CHL has no intentions on changing underage rules, AHL exemptions

The Red Deer Rebels secured a semi-final berth at the MasterCard Memorial Cup and exacted some revenge on Wednesday, eliminating the Brandon Wheat Kings 2-1 in overtime.

RED DEER, Alta. — The Canadian Hockey League says it has no intentions of changing its rules when it comes to underage players being allowed to join the American Hockey League.

The NHL and CHL have an agreement in place that stipulates if a player drafted from one of the three leagues that make up the CHL doesn’t join his NHL club at the beginning of a season, that he must return to the major junior team he was selected from. The AHL is not an option for CHL players until they turn 20.

CHL commissioner David Branch said the agreement was put in place for a reason and has benefits for everyone involved, including the players.

“My view of it is when hockey people get together in an unemotional environment, without specific examples, they say the best thing to do is play in the CHL or NHL,” Branch said in a recent interview. “That’s not something we push at (NHL clubs), that’s what hockey people have collectively agreed to.

“I still feel that the best place to play as a teenager is the Canadian Hockey League,” he added. “You’re playing with largely players your own age, you’re still allowed to be a young guy and once that’s gone, it’s gone. You don’t get it back. There’s a lot of social values, completing high school and maybe getting their university.”

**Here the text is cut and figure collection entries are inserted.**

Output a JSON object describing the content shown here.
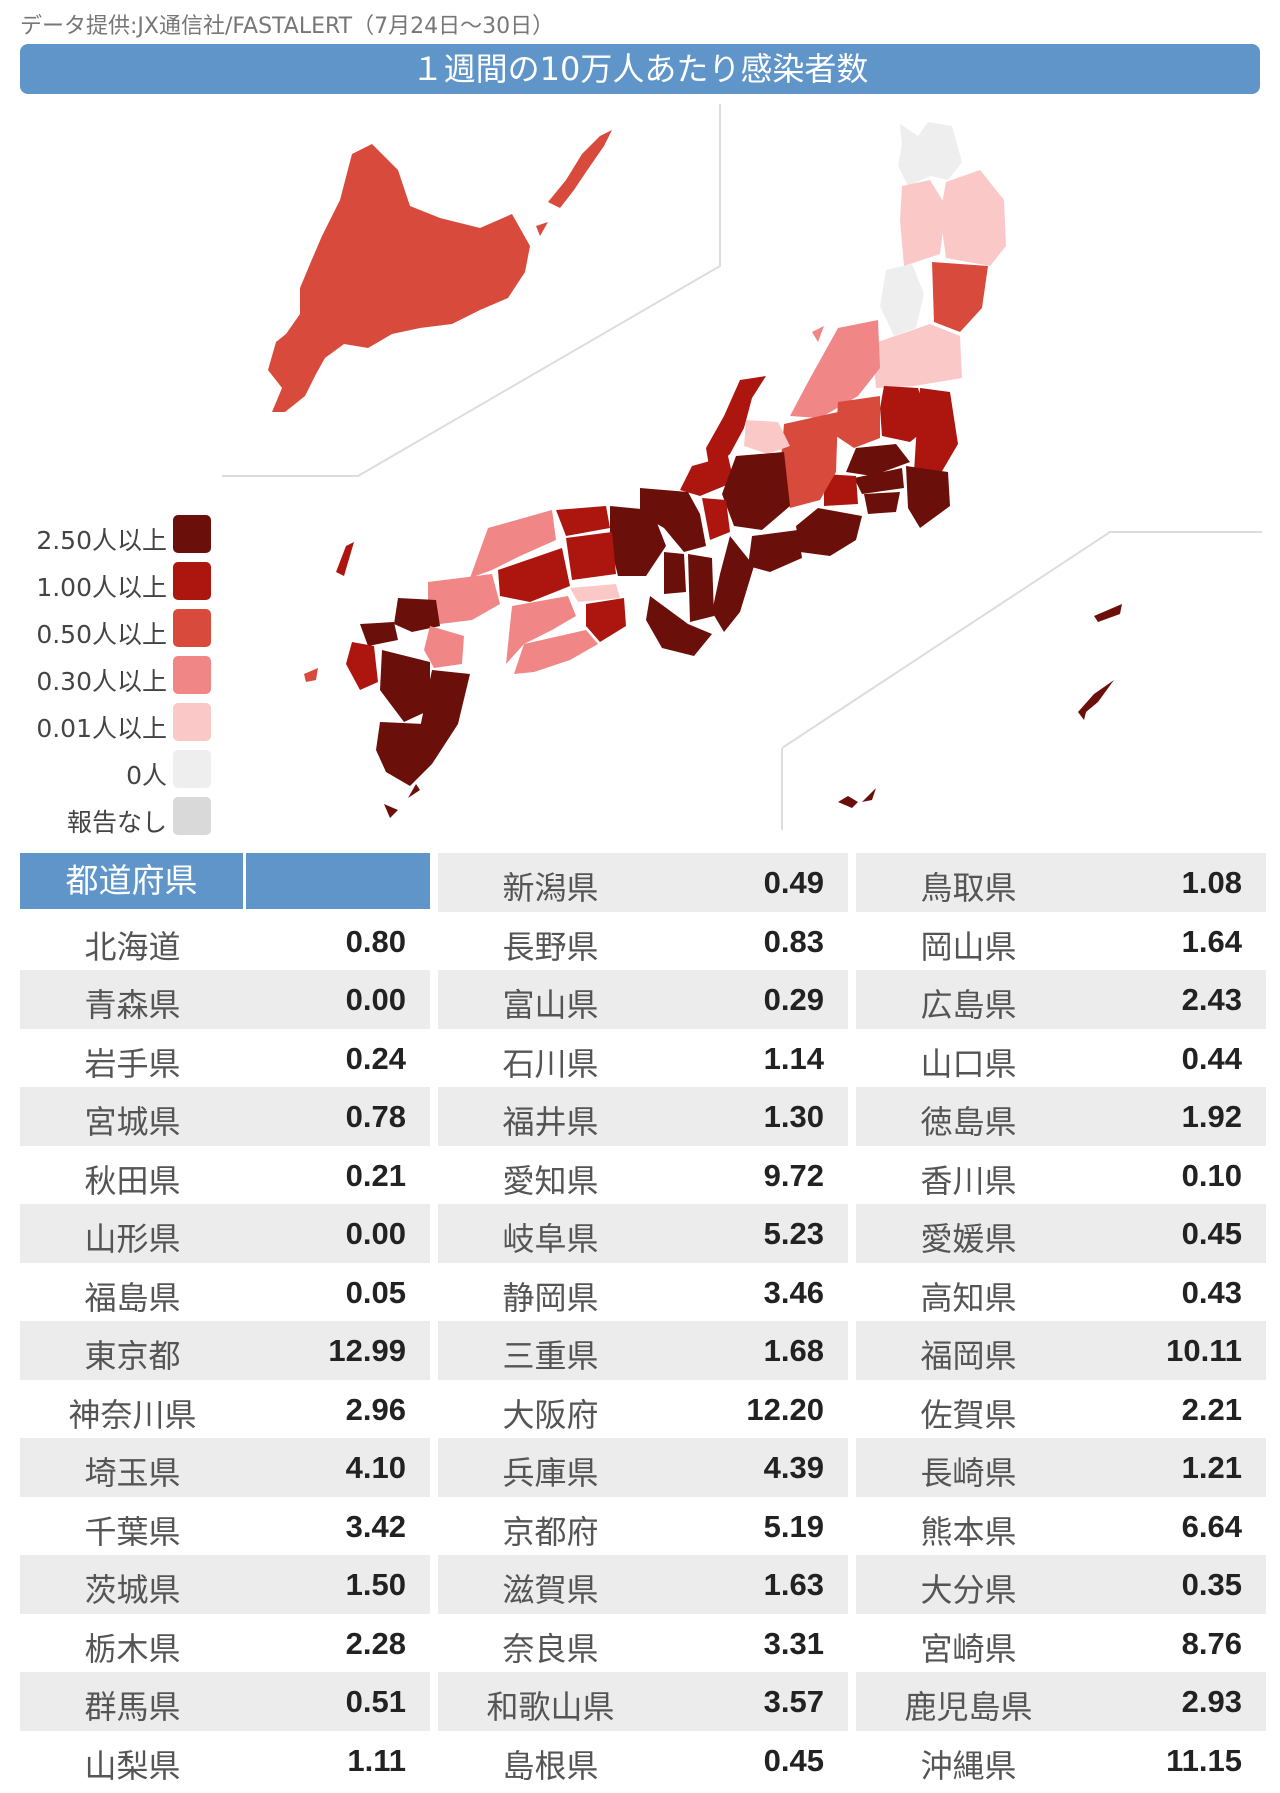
{
  "source": "データ提供:JX通信社/FASTALERT（7月24日～30日）",
  "title": "１週間の10万人あたり感染者数",
  "legend": [
    {
      "label": "2.50人以上",
      "color": "#6b0f0a"
    },
    {
      "label": "1.00人以上",
      "color": "#ad150f"
    },
    {
      "label": "0.50人以上",
      "color": "#d84a3c"
    },
    {
      "label": "0.30人以上",
      "color": "#f08686"
    },
    {
      "label": "0.01人以上",
      "color": "#fbc8c8"
    },
    {
      "label": "0人",
      "color": "#eeeeee"
    },
    {
      "label": "報告なし",
      "color": "#d9d9d9"
    }
  ],
  "table": {
    "header": "都道府県",
    "columns": [
      [
        {
          "name": "北海道",
          "value": "0.80"
        },
        {
          "name": "青森県",
          "value": "0.00"
        },
        {
          "name": "岩手県",
          "value": "0.24"
        },
        {
          "name": "宮城県",
          "value": "0.78"
        },
        {
          "name": "秋田県",
          "value": "0.21"
        },
        {
          "name": "山形県",
          "value": "0.00"
        },
        {
          "name": "福島県",
          "value": "0.05"
        },
        {
          "name": "東京都",
          "value": "12.99"
        },
        {
          "name": "神奈川県",
          "value": "2.96"
        },
        {
          "name": "埼玉県",
          "value": "4.10"
        },
        {
          "name": "千葉県",
          "value": "3.42"
        },
        {
          "name": "茨城県",
          "value": "1.50"
        },
        {
          "name": "栃木県",
          "value": "2.28"
        },
        {
          "name": "群馬県",
          "value": "0.51"
        },
        {
          "name": "山梨県",
          "value": "1.11"
        }
      ],
      [
        {
          "name": "新潟県",
          "value": "0.49"
        },
        {
          "name": "長野県",
          "value": "0.83"
        },
        {
          "name": "富山県",
          "value": "0.29"
        },
        {
          "name": "石川県",
          "value": "1.14"
        },
        {
          "name": "福井県",
          "value": "1.30"
        },
        {
          "name": "愛知県",
          "value": "9.72"
        },
        {
          "name": "岐阜県",
          "value": "5.23"
        },
        {
          "name": "静岡県",
          "value": "3.46"
        },
        {
          "name": "三重県",
          "value": "1.68"
        },
        {
          "name": "大阪府",
          "value": "12.20"
        },
        {
          "name": "兵庫県",
          "value": "4.39"
        },
        {
          "name": "京都府",
          "value": "5.19"
        },
        {
          "name": "滋賀県",
          "value": "1.63"
        },
        {
          "name": "奈良県",
          "value": "3.31"
        },
        {
          "name": "和歌山県",
          "value": "3.57"
        },
        {
          "name": "島根県",
          "value": "0.45"
        }
      ],
      [
        {
          "name": "鳥取県",
          "value": "1.08"
        },
        {
          "name": "岡山県",
          "value": "1.64"
        },
        {
          "name": "広島県",
          "value": "2.43"
        },
        {
          "name": "山口県",
          "value": "0.44"
        },
        {
          "name": "徳島県",
          "value": "1.92"
        },
        {
          "name": "香川県",
          "value": "0.10"
        },
        {
          "name": "愛媛県",
          "value": "0.45"
        },
        {
          "name": "高知県",
          "value": "0.43"
        },
        {
          "name": "福岡県",
          "value": "10.11"
        },
        {
          "name": "佐賀県",
          "value": "2.21"
        },
        {
          "name": "長崎県",
          "value": "1.21"
        },
        {
          "name": "熊本県",
          "value": "6.64"
        },
        {
          "name": "大分県",
          "value": "0.35"
        },
        {
          "name": "宮崎県",
          "value": "8.76"
        },
        {
          "name": "鹿児島県",
          "value": "2.93"
        },
        {
          "name": "沖縄県",
          "value": "11.15"
        }
      ]
    ]
  }
}
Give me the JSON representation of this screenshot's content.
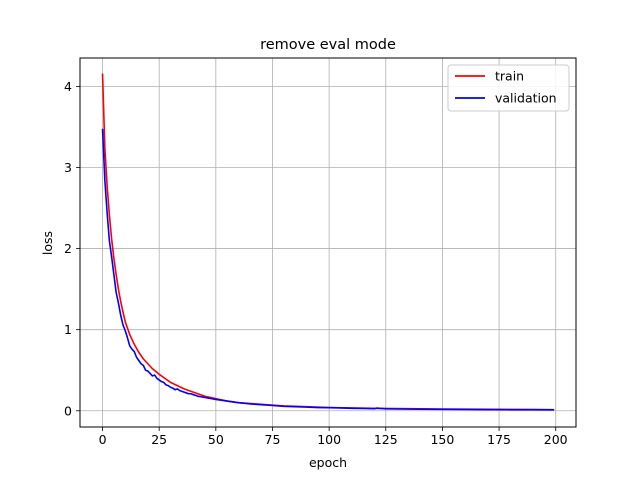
{
  "chart_data": {
    "type": "line",
    "title": "remove eval mode",
    "xlabel": "epoch",
    "ylabel": "loss",
    "xlim": [
      -9.95,
      208.95
    ],
    "ylim": [
      -0.2,
      4.35
    ],
    "xticks": [
      0,
      25,
      50,
      75,
      100,
      125,
      150,
      175,
      200
    ],
    "yticks": [
      0,
      1,
      2,
      3,
      4
    ],
    "grid": true,
    "legend_position": "upper right",
    "series": [
      {
        "name": "train",
        "color": "#ff0000",
        "x": [
          0,
          1,
          2,
          3,
          4,
          5,
          6,
          7,
          8,
          9,
          10,
          12,
          14,
          16,
          18,
          20,
          22,
          25,
          28,
          30,
          33,
          36,
          40,
          45,
          50,
          55,
          60,
          70,
          80,
          90,
          100,
          110,
          120,
          130,
          140,
          150,
          160,
          170,
          180,
          190,
          199
        ],
        "y": [
          4.15,
          3.25,
          2.78,
          2.42,
          2.12,
          1.88,
          1.68,
          1.5,
          1.35,
          1.22,
          1.1,
          0.94,
          0.82,
          0.72,
          0.64,
          0.58,
          0.52,
          0.45,
          0.39,
          0.35,
          0.31,
          0.27,
          0.23,
          0.18,
          0.15,
          0.12,
          0.1,
          0.08,
          0.06,
          0.05,
          0.04,
          0.035,
          0.03,
          0.027,
          0.024,
          0.022,
          0.02,
          0.018,
          0.016,
          0.015,
          0.014
        ]
      },
      {
        "name": "validation",
        "color": "#0000ff",
        "x": [
          0,
          1,
          2,
          3,
          4,
          5,
          6,
          7,
          8,
          9,
          10,
          11,
          12,
          13,
          14,
          15,
          16,
          17,
          18,
          19,
          20,
          21,
          22,
          23,
          24,
          25,
          26,
          27,
          28,
          29,
          30,
          31,
          32,
          33,
          34,
          35,
          36,
          37,
          38,
          39,
          40,
          42,
          44,
          46,
          48,
          50,
          55,
          60,
          65,
          70,
          75,
          80,
          85,
          90,
          95,
          100,
          105,
          110,
          115,
          120,
          121,
          125,
          130,
          140,
          150,
          160,
          170,
          180,
          190,
          199
        ],
        "y": [
          3.47,
          2.85,
          2.45,
          2.1,
          1.9,
          1.68,
          1.46,
          1.33,
          1.18,
          1.06,
          0.99,
          0.9,
          0.8,
          0.76,
          0.73,
          0.66,
          0.62,
          0.58,
          0.56,
          0.5,
          0.49,
          0.46,
          0.43,
          0.44,
          0.4,
          0.38,
          0.36,
          0.35,
          0.32,
          0.31,
          0.29,
          0.28,
          0.26,
          0.27,
          0.25,
          0.24,
          0.23,
          0.22,
          0.21,
          0.21,
          0.2,
          0.18,
          0.17,
          0.16,
          0.15,
          0.14,
          0.12,
          0.1,
          0.085,
          0.075,
          0.065,
          0.055,
          0.05,
          0.045,
          0.04,
          0.038,
          0.035,
          0.03,
          0.028,
          0.025,
          0.033,
          0.024,
          0.022,
          0.02,
          0.018,
          0.016,
          0.015,
          0.014,
          0.013,
          0.012
        ]
      }
    ]
  }
}
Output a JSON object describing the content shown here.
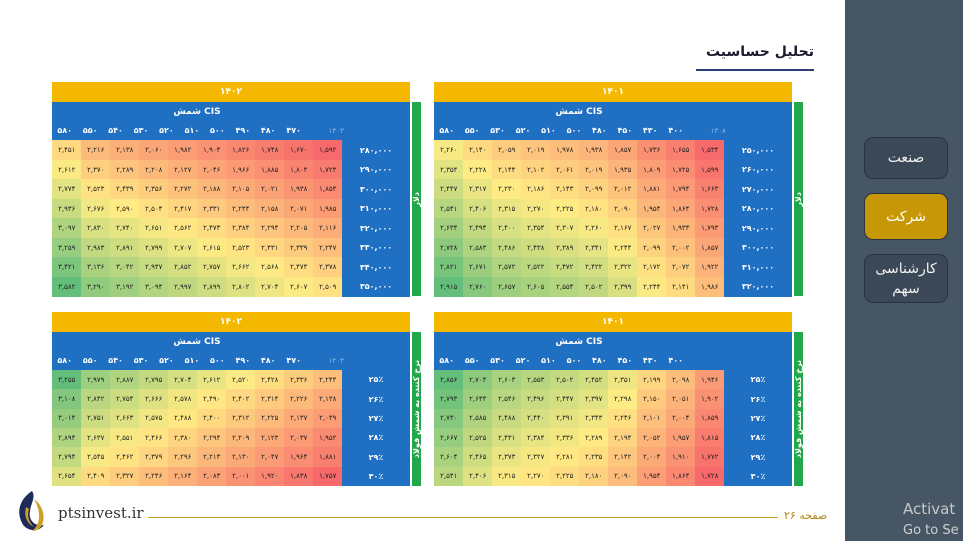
{
  "title": "تحلیل حساسیت",
  "sidebar": [
    {
      "label": "صنعت",
      "active": false
    },
    {
      "label": "شرکت",
      "active": true
    },
    {
      "label": "کارشناسی سهم",
      "active": false
    }
  ],
  "footer": {
    "site": "ptsinvest.ir",
    "page": "صفحه ۲۶"
  },
  "watermark": {
    "line1": "Activat",
    "line2": "Go to Se"
  },
  "panels": [
    {
      "id": "top-left",
      "banner": "۱۴۰۲",
      "header_title": "شمش CIS",
      "side_label": "دلار",
      "corner": "۱۴۰۳",
      "cols": [
        "۵۸۰",
        "۵۵۰",
        "۵۴۰",
        "۵۳۰",
        "۵۲۰",
        "۵۱۰",
        "۵۰۰",
        "۴۹۰",
        "۴۸۰",
        "۴۷۰"
      ],
      "rows": [
        {
          "label": "۲۸۰,۰۰۰",
          "cells": [
            "۲,۴۵۱",
            "۲,۲۱۶",
            "۲,۱۳۸",
            "۲,۰۶۰",
            "۱,۹۸۲",
            "۱,۹۰۴",
            "۱,۸۲۶",
            "۱,۷۴۸",
            "۱,۶۷۰",
            "۱,۵۹۲"
          ]
        },
        {
          "label": "۲۹۰,۰۰۰",
          "cells": [
            "۲,۶۱۲",
            "۲,۳۷۰",
            "۲,۲۸۹",
            "۲,۲۰۸",
            "۲,۱۲۷",
            "۲,۰۴۶",
            "۱,۹۶۶",
            "۱,۸۸۵",
            "۱,۸۰۴",
            "۱,۷۲۳"
          ]
        },
        {
          "label": "۳۰۰,۰۰۰",
          "cells": [
            "۲,۷۷۴",
            "۲,۵۲۳",
            "۲,۴۳۹",
            "۲,۳۵۶",
            "۲,۲۷۲",
            "۲,۱۸۸",
            "۲,۱۰۵",
            "۲,۰۲۱",
            "۱,۹۳۸",
            "۱,۸۵۴"
          ]
        },
        {
          "label": "۳۱۰,۰۰۰",
          "cells": [
            "۲,۹۳۶",
            "۲,۶۷۶",
            "۲,۵۹۰",
            "۲,۵۰۴",
            "۲,۴۱۷",
            "۲,۳۳۱",
            "۲,۲۴۴",
            "۲,۱۵۸",
            "۲,۰۷۱",
            "۱,۹۸۵"
          ]
        },
        {
          "label": "۳۲۰,۰۰۰",
          "cells": [
            "۳,۰۹۷",
            "۲,۸۳۰",
            "۲,۷۴۰",
            "۲,۶۵۱",
            "۲,۵۶۲",
            "۲,۴۷۳",
            "۲,۳۸۴",
            "۲,۲۹۴",
            "۲,۲۰۵",
            "۲,۱۱۶"
          ]
        },
        {
          "label": "۳۳۰,۰۰۰",
          "cells": [
            "۳,۲۵۹",
            "۲,۹۸۳",
            "۲,۸۹۱",
            "۲,۷۹۹",
            "۲,۷۰۷",
            "۲,۶۱۵",
            "۲,۵۲۳",
            "۲,۴۳۱",
            "۲,۳۳۹",
            "۲,۲۴۷"
          ]
        },
        {
          "label": "۳۴۰,۰۰۰",
          "cells": [
            "۳,۴۲۱",
            "۳,۱۳۶",
            "۳,۰۴۲",
            "۲,۹۴۷",
            "۲,۸۵۲",
            "۲,۷۵۷",
            "۲,۶۶۲",
            "۲,۵۶۸",
            "۲,۴۷۳",
            "۲,۳۷۸"
          ]
        },
        {
          "label": "۳۵۰,۰۰۰",
          "cells": [
            "۳,۵۸۲",
            "۳,۲۹۰",
            "۳,۱۹۲",
            "۳,۰۹۴",
            "۲,۹۹۷",
            "۲,۸۹۹",
            "۲,۸۰۲",
            "۲,۷۰۴",
            "۲,۶۰۷",
            "۲,۵۰۹"
          ]
        }
      ]
    },
    {
      "id": "top-right",
      "banner": "۱۴۰۱",
      "header_title": "شمش CIS",
      "side_label": "دلار",
      "corner": "۱۳۰۸",
      "cols": [
        "۵۸۰",
        "۵۵۰",
        "۵۳۰",
        "۵۲۰",
        "۵۱۰",
        "۵۰۰",
        "۴۸۰",
        "۴۵۰",
        "۴۳۰",
        "۴۰۰"
      ],
      "rows": [
        {
          "label": "۲۵۰,۰۰۰",
          "cells": [
            "۲,۲۶۰",
            "۲,۱۴۰",
            "۲,۰۵۹",
            "۲,۰۱۹",
            "۱,۹۷۸",
            "۱,۹۳۸",
            "۱,۸۵۷",
            "۱,۷۳۶",
            "۱,۶۵۵",
            "۱,۵۳۴"
          ]
        },
        {
          "label": "۲۶۰,۰۰۰",
          "cells": [
            "۲,۳۵۴",
            "۲,۲۲۸",
            "۲,۱۴۴",
            "۲,۱۰۲",
            "۲,۰۶۱",
            "۲,۰۱۹",
            "۱,۹۳۵",
            "۱,۸۰۹",
            "۱,۷۲۵",
            "۱,۵۹۹"
          ]
        },
        {
          "label": "۲۷۰,۰۰۰",
          "cells": [
            "۲,۴۴۷",
            "۲,۳۱۷",
            "۲,۲۳۰",
            "۲,۱۸۶",
            "۲,۱۴۳",
            "۲,۰۹۹",
            "۲,۰۱۲",
            "۱,۸۸۱",
            "۱,۷۹۴",
            "۱,۶۶۳"
          ]
        },
        {
          "label": "۲۸۰,۰۰۰",
          "cells": [
            "۲,۵۴۱",
            "۲,۴۰۶",
            "۲,۳۱۵",
            "۲,۲۷۰",
            "۲,۲۲۵",
            "۲,۱۸۰",
            "۲,۰۹۰",
            "۱,۹۵۴",
            "۱,۸۶۴",
            "۱,۷۲۸"
          ]
        },
        {
          "label": "۲۹۰,۰۰۰",
          "cells": [
            "۲,۶۳۴",
            "۲,۴۹۴",
            "۲,۴۰۰",
            "۲,۳۵۴",
            "۲,۳۰۷",
            "۲,۲۶۰",
            "۲,۱۶۷",
            "۲,۰۲۷",
            "۱,۹۳۳",
            "۱,۷۹۳"
          ]
        },
        {
          "label": "۳۰۰,۰۰۰",
          "cells": [
            "۲,۷۲۸",
            "۲,۵۸۳",
            "۲,۴۸۶",
            "۲,۴۳۸",
            "۲,۳۸۹",
            "۲,۳۴۱",
            "۲,۲۴۴",
            "۲,۰۹۹",
            "۲,۰۰۲",
            "۱,۸۵۷"
          ]
        },
        {
          "label": "۳۱۰,۰۰۰",
          "cells": [
            "۲,۸۲۱",
            "۲,۶۷۱",
            "۲,۵۷۲",
            "۲,۵۲۲",
            "۲,۴۷۲",
            "۲,۴۲۲",
            "۲,۳۲۲",
            "۲,۱۷۲",
            "۲,۰۷۲",
            "۱,۹۲۲"
          ]
        },
        {
          "label": "۳۲۰,۰۰۰",
          "cells": [
            "۲,۹۱۵",
            "۲,۷۶۰",
            "۲,۶۵۷",
            "۲,۶۰۵",
            "۲,۵۵۴",
            "۲,۵۰۲",
            "۲,۳۹۹",
            "۲,۲۴۴",
            "۲,۱۴۱",
            "۱,۹۸۶"
          ]
        }
      ]
    },
    {
      "id": "bottom-left",
      "banner": "۱۴۰۲",
      "header_title": "شمش CIS",
      "side_label": "نرخ کننده به شمش فولاد",
      "corner": "۱۴۰۳",
      "cols": [
        "۵۸۰",
        "۵۵۰",
        "۵۴۰",
        "۵۳۰",
        "۵۲۰",
        "۵۱۰",
        "۵۰۰",
        "۴۹۰",
        "۴۸۰",
        "۴۷۰"
      ],
      "rows": [
        {
          "label": "۲۵٪",
          "cells": [
            "۳,۲۵۵",
            "۲,۹۷۹",
            "۲,۸۸۷",
            "۲,۷۹۵",
            "۲,۷۰۴",
            "۲,۶۱۲",
            "۲,۵۲۰",
            "۲,۴۲۸",
            "۲,۳۳۶",
            "۲,۲۴۴"
          ]
        },
        {
          "label": "۲۶٪",
          "cells": [
            "۳,۱۰۸",
            "۲,۸۴۲",
            "۲,۷۵۴",
            "۲,۶۶۶",
            "۲,۵۷۸",
            "۲,۴۹۰",
            "۲,۴۰۲",
            "۲,۳۱۴",
            "۲,۲۲۶",
            "۲,۱۳۸"
          ]
        },
        {
          "label": "۲۷٪",
          "cells": [
            "۳,۰۱۴",
            "۲,۷۵۱",
            "۲,۶۶۳",
            "۲,۵۷۵",
            "۲,۴۸۸",
            "۲,۴۰۰",
            "۲,۳۱۲",
            "۲,۲۲۵",
            "۲,۱۳۷",
            "۲,۰۴۹"
          ]
        },
        {
          "label": "۲۸٪",
          "cells": [
            "۲,۸۹۴",
            "۲,۶۳۷",
            "۲,۵۵۱",
            "۲,۴۶۶",
            "۲,۳۸۰",
            "۲,۲۹۴",
            "۲,۲۰۹",
            "۲,۱۲۳",
            "۲,۰۳۷",
            "۱,۹۵۲"
          ]
        },
        {
          "label": "۲۹٪",
          "cells": [
            "۲,۷۹۴",
            "۲,۵۴۵",
            "۲,۴۶۲",
            "۲,۳۷۹",
            "۲,۲۹۶",
            "۲,۲۱۳",
            "۲,۱۳۰",
            "۲,۰۴۷",
            "۱,۹۶۴",
            "۱,۸۸۱"
          ]
        },
        {
          "label": "۳۰٪",
          "cells": [
            "۲,۶۵۴",
            "۲,۴۰۹",
            "۲,۳۲۷",
            "۲,۲۴۶",
            "۲,۱۶۴",
            "۲,۰۸۳",
            "۲,۰۰۱",
            "۱,۹۲۰",
            "۱,۸۳۸",
            "۱,۷۵۷"
          ]
        }
      ]
    },
    {
      "id": "bottom-right",
      "banner": "۱۴۰۱",
      "header_title": "شمش CIS",
      "side_label": "نرخ کننده به شمش فولاد",
      "corner": "",
      "cols": [
        "۵۸۰",
        "۵۵۰",
        "۵۳۰",
        "۵۲۰",
        "۵۱۰",
        "۵۰۰",
        "۴۸۰",
        "۴۵۰",
        "۴۳۰",
        "۴۰۰"
      ],
      "rows": [
        {
          "label": "۲۵٪",
          "cells": [
            "۲,۸۵۶",
            "۲,۷۰۴",
            "۲,۶۰۳",
            "۲,۵۵۳",
            "۲,۵۰۲",
            "۲,۴۵۲",
            "۲,۳۵۱",
            "۲,۱۹۹",
            "۲,۰۹۸",
            "۱,۹۴۶"
          ]
        },
        {
          "label": "۲۶٪",
          "cells": [
            "۲,۷۹۳",
            "۲,۶۴۴",
            "۲,۵۴۶",
            "۲,۴۹۶",
            "۲,۴۴۷",
            "۲,۳۹۷",
            "۲,۲۹۸",
            "۲,۱۵۰",
            "۲,۰۵۱",
            "۱,۹۰۲"
          ]
        },
        {
          "label": "۲۷٪",
          "cells": [
            "۲,۷۳۰",
            "۲,۵۸۵",
            "۲,۴۸۸",
            "۲,۴۴۰",
            "۲,۳۹۱",
            "۲,۳۴۳",
            "۲,۲۴۶",
            "۲,۱۰۱",
            "۲,۰۰۴",
            "۱,۸۵۹"
          ]
        },
        {
          "label": "۲۸٪",
          "cells": [
            "۲,۶۶۷",
            "۲,۵۲۵",
            "۲,۴۳۱",
            "۲,۳۸۴",
            "۲,۳۳۶",
            "۲,۲۸۹",
            "۲,۱۹۴",
            "۲,۰۵۲",
            "۱,۹۵۷",
            "۱,۸۱۵"
          ]
        },
        {
          "label": "۲۹٪",
          "cells": [
            "۲,۶۰۴",
            "۲,۴۶۵",
            "۲,۳۷۳",
            "۲,۳۲۷",
            "۲,۲۸۱",
            "۲,۲۳۵",
            "۲,۱۴۲",
            "۲,۰۰۴",
            "۱,۹۱۰",
            "۱,۷۷۲"
          ]
        },
        {
          "label": "۳۰٪",
          "cells": [
            "۲,۵۴۱",
            "۲,۴۰۶",
            "۲,۳۱۵",
            "۲,۲۷۰",
            "۲,۲۲۵",
            "۲,۱۸۰",
            "۲,۰۹۰",
            "۱,۹۵۴",
            "۱,۸۶۴",
            "۱,۷۲۸"
          ]
        }
      ]
    }
  ]
}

London Knights forward Mitch Marner was drafted fourth overall by the Toronto Maple Leafs in 2015 and returned to the Ontario Hockey League to play the 2015-’16 season. He went on to record 116 points in 57 regular-season games as an 18-year-old, then produced 44 points in 18 post-season games to earn OHL playoff MVP honours.

Against the CHL’s best teams, the Thornhill, Ont., native has produced 13 points in just three Memorial Cup games. His performance in junior this season has raised some debate regarding the CHL/NHL agreement because if Marner doesn’t crack the Maple Leafs’ roster next season, he would have to return to the Knights rather than join the AHL’s Toronto Marlies.

Branch said that NHL clubs have not approached him for special exemptions for players in Marner’s situation — where they may be too good for junior but not ready for the top league.

“So far the National Hockey League has not expressed any viewer opinion that it should be changed,” said Branch. “Now we know time to time when there’s an NHL team that thinks, ‘Gee I’d like to place him in our AHL franchise setting,’ that always comes back into this discussion. It’s only driven in a few isolated situations.”

Players drafted from the NCAA or Europe do not fall under the agreement, which is why Toronto was able to add William Nylander and Kasperi Kapanen to the Marlies as 19-year-olds.

The Maple Leafs weren’t the only organization to add teenagers to their AHL affiliate at the beginning of the season. Colorado’s Mikko Rantanen, Nashville’s Kevin Fiala and Columbus’ Sonny Milano also spent this past year in the minors.

When a player’s CHL season ends, they are allowed to join an AHL club on an amateur tryout contract for the remainder of that AHL season. But when the next season begins, the player’s options fall back to the NHL or CHL if he’s under 20.

Marner and the Knights have already locked up a berth in Sunday’s final at the Memorial Cup. They will play the winner of Friday’s semifinal between the host Red Deer Rebels and the Rouyn-Noranda Huskies.